Provincia/ Seduta contestata, l’opposizione va al Tar


Da La Provincia Quotidiano dell’8 ottobre 2010

«Se non vi sta bene, fate ricorso al Tar!». Così il presidente della provincia di Frosinone, Antonello Iannarilli, aveva liquidato le proteste dell’opposizione durante la seduta consiliare dello scorso 2 agosto quando la minoranza, accertata la mancanza di numero legale, insisteva affinché la seduta fosse dichiarata deserta.
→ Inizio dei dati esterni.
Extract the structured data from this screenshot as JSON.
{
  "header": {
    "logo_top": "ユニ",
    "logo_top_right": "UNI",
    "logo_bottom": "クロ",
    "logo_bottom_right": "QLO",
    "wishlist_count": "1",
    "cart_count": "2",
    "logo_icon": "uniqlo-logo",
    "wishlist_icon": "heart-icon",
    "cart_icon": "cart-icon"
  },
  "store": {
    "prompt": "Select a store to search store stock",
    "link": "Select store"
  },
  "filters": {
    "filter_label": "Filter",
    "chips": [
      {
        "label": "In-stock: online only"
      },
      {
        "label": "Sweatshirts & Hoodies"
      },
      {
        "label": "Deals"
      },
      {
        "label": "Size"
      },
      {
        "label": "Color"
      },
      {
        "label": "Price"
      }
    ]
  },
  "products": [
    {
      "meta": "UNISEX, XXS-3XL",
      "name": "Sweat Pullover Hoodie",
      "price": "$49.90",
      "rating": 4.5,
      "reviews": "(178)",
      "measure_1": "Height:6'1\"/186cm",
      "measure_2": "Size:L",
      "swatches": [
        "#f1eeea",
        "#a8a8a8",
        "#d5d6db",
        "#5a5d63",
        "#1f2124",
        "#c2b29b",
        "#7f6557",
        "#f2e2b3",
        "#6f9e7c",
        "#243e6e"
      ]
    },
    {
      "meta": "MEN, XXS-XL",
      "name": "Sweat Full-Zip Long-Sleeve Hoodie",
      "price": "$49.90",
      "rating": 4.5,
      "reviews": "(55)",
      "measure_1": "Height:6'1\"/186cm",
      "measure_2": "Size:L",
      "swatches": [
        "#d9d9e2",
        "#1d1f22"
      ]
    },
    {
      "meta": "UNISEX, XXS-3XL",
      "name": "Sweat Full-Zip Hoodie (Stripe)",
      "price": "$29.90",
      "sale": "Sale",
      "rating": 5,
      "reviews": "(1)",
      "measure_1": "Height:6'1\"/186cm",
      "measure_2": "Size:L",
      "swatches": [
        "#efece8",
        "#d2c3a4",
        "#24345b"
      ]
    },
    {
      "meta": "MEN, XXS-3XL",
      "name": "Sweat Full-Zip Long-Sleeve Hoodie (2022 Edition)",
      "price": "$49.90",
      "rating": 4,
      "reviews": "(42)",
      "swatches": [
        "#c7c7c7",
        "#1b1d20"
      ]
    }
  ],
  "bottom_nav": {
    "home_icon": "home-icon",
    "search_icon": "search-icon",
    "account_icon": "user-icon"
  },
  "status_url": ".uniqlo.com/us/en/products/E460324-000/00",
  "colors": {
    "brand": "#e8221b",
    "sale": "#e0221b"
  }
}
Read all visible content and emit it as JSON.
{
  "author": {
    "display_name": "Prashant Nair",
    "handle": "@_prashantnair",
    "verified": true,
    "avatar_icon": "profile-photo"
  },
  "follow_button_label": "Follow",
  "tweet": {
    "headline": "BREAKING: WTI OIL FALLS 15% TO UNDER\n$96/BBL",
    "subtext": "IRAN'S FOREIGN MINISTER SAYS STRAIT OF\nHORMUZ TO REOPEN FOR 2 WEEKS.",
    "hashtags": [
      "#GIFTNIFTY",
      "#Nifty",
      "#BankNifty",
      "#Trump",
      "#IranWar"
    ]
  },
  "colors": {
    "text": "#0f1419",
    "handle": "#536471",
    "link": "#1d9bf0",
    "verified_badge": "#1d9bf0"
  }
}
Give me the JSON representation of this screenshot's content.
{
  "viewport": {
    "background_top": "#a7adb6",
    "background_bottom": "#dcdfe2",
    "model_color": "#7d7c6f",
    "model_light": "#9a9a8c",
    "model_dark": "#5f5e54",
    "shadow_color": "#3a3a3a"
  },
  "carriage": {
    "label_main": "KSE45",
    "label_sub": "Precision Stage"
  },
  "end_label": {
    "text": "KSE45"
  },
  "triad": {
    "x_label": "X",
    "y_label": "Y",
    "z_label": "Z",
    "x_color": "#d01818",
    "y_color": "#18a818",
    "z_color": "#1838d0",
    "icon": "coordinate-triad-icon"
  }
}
La maggioranza non volle saperne e, recuperato un consigliere ritardatario, tenne ugualmente l’assise approvando tutti i punti all’ordine del giorno, nonostante l’opposizione avesse abbandonato l’aula ritenendo i lavori ormai finiti. 
Ora, quell’invito a rivolgersi al Tar, sette consiglieri di minoranza (Gian Franco Schietroma, Antonio Cinelli, Vincenzo Quadrini, Mario Felli, Antonio Torriero, Simone Costanzo e Giorgio Giovanni) l’hanno preso sul serio e, nei giorni scorsi, hanno notificato all’ente l’impugnativa degli atti adottati durante la contestata seduta ritenuta non valida.
Ieri pomeriggio, i rappresentanti dell’opposizione hanno illustrato alla stampa il contenuto del ricorso che sarà ora depositato al Tar per la fissazione dell’udienza in camera di consiglio relativamente alla preventiva ammissibilità e alla richiesta di sospensione cautelare. L’opposizione ha spiegato che è una questione di principio e che le regole vanno rispettate sempre. Il regolamento che disciplina i lavori dell’aula consiliare, infatti, prevede che qualora, a richiesta di verifica, si riscontri la mancanza del numero minimo di consiglieri per rendere valida la seduta (il cosiddetto numero legale) si deve procedere ad un secondo appello trascorsi 10 minuti per controllare se il numero si è ricomposto, oppure aggiornare la seduta a nuova convocazione. Il 2 agosto scorso, si è pasticciato un po’. Si è fatto un primo appello. Poi la minoranza ha chiesto la verifica del numero legale. Si è fatto un secondo appello e su 16 consiglieri necessari hanno risposto solo in 15. Quindi dopo un po’ di discussioni tra presidente della provincia, presidente del consiglio e segretario generale si è fatto un altro appello (che doveva essere quello definitivo) ancora solo 15 voti. Ma, nonostante il parere del segretario, la seduta non è stata chiusa. E’ stata sospesa, alle ore 17.46, dal presidente Sergio Cippitelli per 10 minuti. Pochi per far giungere un altro componente della maggioranza, che di fatti si è presentato solo venti minuti dopo, alle 18.06, quando con un nuovo appello e in assenza dell’opposizione, si è certificato il numero legale e si sono approvati tutti i punti all’ordine del giorno.
Punti e questioni importanti, come la revoca delle due delibere relative all’affidamento di alcuni fondamentali servizi alla Frosinone Multiservizi Spa ed alla Srl Azienda servizi vari. Revoche di atti, peraltro, già bloccati con determine dirigenziali e che hanno visto l’amministrazione provinciale affidare a privati con 7 gare di appalto da 500.000 euro ognuna quegli stessi servizi, senza però riuscire a risolvere, ad oggi, il problema dei 91 (84 + 7) lavoratori coinvolti.